Torta sbrisolona

Torta sbrisolonaLa torta sbrisolona è un dolce originario della città di Mantova, ed è comunemente prodotto e consumato in Lombarida, Emilia Romagna e nel Veronese. Il nome deriva dal sostantivo brìsa, che in mantovano vuol dire briciola, e pare che la ricetta risalga a prima del seicento, quando arrivò anche alla corte dei Gonzaga. Si tratta di una torta di povere origini, all’inizio infatti gli ingredienti erano quelli tipici della tradizione contadina, ossia farina di mais, strutto e nocciole, che negli anni si sono raffinati, venendo sostituiti dal burro, con un sapore più neutro, e dalle mandorle, un tempo molto costose. La ricetta oggi prevede che le farine, quella di grano tenero e di mais, e lo zucchero siano in parti uguali, ragione per cui in passato questo dolce era detto “torta delle tre tazze”, inoltre gli ingredienti non devono essere sminuzzati, anzi, il tratto caratteristico del dolce sta proprio nella sua consistenza irregolare, dovuta alla lavorazione veloce, e al taglio grossolano delle mandorle. Si distingue da altre preparazioni, proprio per il metodo di lavorazione, e per come viene servito, infatti questo dolce non dev’essere tagliato in fette regolari con il coltello, ma semplicemente spezzato con le mani.
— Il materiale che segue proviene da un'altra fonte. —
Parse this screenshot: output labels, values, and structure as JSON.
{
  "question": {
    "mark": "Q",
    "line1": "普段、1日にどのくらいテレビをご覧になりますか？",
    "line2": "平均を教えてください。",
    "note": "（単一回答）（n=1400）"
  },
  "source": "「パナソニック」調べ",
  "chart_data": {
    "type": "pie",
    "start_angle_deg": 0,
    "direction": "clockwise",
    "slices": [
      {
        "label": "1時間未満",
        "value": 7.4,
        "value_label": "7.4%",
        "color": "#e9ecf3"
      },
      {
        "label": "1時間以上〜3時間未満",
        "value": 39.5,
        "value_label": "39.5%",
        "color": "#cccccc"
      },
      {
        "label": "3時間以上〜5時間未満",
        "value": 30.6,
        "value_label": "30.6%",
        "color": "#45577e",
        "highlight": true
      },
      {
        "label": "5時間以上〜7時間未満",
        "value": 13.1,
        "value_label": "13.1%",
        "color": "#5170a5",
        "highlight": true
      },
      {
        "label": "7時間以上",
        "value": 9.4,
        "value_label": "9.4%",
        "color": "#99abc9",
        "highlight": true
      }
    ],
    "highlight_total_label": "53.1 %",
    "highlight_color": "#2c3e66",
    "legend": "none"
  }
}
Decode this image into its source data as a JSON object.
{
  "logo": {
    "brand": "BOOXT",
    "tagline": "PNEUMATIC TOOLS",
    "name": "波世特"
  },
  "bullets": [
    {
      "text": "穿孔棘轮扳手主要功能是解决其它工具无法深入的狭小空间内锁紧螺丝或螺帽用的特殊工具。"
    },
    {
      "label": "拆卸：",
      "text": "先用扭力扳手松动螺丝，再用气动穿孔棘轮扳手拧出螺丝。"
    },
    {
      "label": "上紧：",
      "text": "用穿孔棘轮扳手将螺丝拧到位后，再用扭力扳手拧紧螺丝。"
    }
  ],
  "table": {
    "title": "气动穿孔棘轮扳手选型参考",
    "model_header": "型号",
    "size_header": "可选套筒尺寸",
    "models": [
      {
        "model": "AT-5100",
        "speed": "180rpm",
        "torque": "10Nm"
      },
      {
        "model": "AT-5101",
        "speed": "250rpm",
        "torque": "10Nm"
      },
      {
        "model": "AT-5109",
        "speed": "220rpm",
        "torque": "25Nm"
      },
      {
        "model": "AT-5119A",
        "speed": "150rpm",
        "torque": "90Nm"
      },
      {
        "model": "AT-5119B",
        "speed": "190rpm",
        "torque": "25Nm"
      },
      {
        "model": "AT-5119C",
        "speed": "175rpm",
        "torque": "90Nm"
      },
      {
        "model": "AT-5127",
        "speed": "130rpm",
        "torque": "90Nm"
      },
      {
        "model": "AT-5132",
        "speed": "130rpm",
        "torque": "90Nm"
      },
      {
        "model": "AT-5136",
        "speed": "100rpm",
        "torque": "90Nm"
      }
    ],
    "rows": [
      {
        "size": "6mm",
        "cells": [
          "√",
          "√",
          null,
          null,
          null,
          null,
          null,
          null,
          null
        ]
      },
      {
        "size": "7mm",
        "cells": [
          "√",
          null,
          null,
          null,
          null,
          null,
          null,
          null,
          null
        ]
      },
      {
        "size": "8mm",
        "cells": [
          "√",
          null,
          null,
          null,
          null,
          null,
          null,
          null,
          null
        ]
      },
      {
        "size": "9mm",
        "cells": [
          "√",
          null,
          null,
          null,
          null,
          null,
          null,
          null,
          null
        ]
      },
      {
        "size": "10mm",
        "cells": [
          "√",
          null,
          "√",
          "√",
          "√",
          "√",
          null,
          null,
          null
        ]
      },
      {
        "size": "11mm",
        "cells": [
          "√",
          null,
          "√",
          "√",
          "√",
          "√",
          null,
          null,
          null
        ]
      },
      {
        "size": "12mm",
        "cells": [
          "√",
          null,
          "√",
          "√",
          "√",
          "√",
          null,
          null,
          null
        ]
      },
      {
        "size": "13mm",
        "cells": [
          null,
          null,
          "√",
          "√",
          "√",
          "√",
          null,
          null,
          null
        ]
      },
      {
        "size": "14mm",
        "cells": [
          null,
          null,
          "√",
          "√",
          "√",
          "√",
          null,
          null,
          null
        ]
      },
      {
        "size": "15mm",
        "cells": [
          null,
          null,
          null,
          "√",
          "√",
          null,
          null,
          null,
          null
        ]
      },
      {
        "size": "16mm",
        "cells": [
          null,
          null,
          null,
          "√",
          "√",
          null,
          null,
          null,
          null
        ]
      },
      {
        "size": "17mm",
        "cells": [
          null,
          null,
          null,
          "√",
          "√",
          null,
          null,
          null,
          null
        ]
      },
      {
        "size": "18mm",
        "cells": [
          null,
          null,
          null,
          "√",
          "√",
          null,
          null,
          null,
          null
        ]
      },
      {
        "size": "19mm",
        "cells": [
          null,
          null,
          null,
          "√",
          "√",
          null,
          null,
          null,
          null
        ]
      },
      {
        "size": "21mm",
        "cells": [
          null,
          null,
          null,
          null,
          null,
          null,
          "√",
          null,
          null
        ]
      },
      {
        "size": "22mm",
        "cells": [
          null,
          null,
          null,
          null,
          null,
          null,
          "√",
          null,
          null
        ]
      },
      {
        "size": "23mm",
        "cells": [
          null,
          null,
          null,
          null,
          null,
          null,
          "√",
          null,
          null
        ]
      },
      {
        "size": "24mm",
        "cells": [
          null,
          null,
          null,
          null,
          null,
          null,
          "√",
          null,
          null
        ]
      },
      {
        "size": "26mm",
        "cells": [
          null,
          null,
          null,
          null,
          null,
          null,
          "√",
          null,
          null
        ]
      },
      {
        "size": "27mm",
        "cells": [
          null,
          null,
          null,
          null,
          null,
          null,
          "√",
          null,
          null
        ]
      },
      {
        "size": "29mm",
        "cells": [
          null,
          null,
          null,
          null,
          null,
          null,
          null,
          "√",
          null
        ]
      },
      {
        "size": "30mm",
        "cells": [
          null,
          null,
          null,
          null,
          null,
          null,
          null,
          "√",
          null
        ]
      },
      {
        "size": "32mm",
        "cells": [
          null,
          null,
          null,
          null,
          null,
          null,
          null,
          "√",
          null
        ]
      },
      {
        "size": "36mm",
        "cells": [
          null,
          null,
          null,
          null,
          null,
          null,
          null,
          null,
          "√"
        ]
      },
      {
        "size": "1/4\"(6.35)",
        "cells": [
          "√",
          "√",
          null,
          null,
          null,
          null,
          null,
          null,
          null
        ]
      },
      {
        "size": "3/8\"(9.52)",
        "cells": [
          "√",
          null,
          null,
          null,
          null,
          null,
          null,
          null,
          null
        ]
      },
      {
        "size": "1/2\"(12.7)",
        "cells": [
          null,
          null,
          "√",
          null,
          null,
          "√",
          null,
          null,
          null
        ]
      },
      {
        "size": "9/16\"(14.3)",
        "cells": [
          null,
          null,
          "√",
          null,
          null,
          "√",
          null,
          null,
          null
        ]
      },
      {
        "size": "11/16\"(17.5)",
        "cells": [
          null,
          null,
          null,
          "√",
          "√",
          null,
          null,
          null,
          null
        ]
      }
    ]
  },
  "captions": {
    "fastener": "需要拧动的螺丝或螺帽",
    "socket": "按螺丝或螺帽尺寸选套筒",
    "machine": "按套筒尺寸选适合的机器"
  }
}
E’ tradizione consumare la torta bagnandola con la grappa, oppure si consiglia di accompagnarlo con un vino liquoroso come il Vin Santo o il Passito di Pantelleria. Caratteristica inconfondibile della torta è la sua friabilità, che la porta a sbriciolarsi con estrema facilità (da cui dervia il nome che nelle lingue gallo-italiche significa “sbriciolona” o “sbriciolata”).

Torta sbrisolona
Autore: 
Tipo di ricetta: Dolci
Cucina: Italiana
Tempo di Preparazione: 
Tempo di Cottura: 
Tempo Totale: 
Porzioni: 12 persone
 
Ingredienti
  • 200 g di farina di mais fioretto
  • 200 g di farina di grano tenero tipo 0 debole
  • 200 g di mandorle spellate
  • 200 g di burro
  • 200 g di zucchero di canna
  • 2 tuorli di uova biologiche
  • 2 pizzichi di sale
  • la scorza di un limone piccolo biologico (in alternativa i semi di mezzo baccello di vaniglia)
  • 15 mandorle non spellate per decorare
Istruzioni
  1. In una capiente terrina setacciare le due farine, aggiungere lo zucchero, due pizzichi di sale, la scorza del limone (o i semi del baccello di vaniglia), le mandorle tritate grossolanamente al coltello e mescolare.
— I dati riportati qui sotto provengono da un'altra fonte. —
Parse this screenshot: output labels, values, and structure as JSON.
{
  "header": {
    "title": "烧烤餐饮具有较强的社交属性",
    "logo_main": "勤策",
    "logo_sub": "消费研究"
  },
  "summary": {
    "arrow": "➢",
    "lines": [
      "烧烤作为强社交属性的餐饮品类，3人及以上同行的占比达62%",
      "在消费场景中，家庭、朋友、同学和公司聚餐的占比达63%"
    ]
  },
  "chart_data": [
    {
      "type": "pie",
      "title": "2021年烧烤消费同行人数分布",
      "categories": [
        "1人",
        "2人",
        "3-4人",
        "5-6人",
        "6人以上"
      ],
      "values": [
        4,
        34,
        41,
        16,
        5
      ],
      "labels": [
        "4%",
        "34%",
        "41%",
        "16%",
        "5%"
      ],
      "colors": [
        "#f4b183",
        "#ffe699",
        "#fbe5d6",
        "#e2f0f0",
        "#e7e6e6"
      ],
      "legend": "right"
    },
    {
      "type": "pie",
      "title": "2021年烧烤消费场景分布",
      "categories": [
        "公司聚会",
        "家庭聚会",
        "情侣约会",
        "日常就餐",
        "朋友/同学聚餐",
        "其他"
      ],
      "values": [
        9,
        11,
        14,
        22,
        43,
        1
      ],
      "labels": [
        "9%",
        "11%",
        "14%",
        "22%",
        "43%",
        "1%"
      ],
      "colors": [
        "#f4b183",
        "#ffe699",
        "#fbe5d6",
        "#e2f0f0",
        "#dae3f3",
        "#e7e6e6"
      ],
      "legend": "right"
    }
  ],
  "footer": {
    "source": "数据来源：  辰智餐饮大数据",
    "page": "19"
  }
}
  2. Unire i tuorli delle uova ed amalgamarli al resto degli ingredienti secchi
  3. Aggiungere il burro freddo a pezzettini, amalgamandolo al resto degli ingredienti con le mani, lavorando l'impasto brevemente con la punta delle dita, fino ad ottenere tante briciole grossolane, senza compattare.
  4. Riempire una teglia imburrata ed infarinata di 28 cm di diametro con le briciole ottenute, distribuendole in modo uniforme con le mani, senza pressare o compattare
  5. Distribuire sulla superficie le mandorle non spellate, facendo una leggera pressione per farle sprofondare leggermente
  6. Infornare in forno preriscaldato a 180° per 50 minuti, fino a quando la torta avrà assunto un bel colore dorato, leggermente più scuro ai bordi
  7. Estrarre dal forno e aspettare che sia completamente raffreddata prima di toglierla dalla teglia, per evitare di spezzarla, perchè diventerà solida solo da fredda.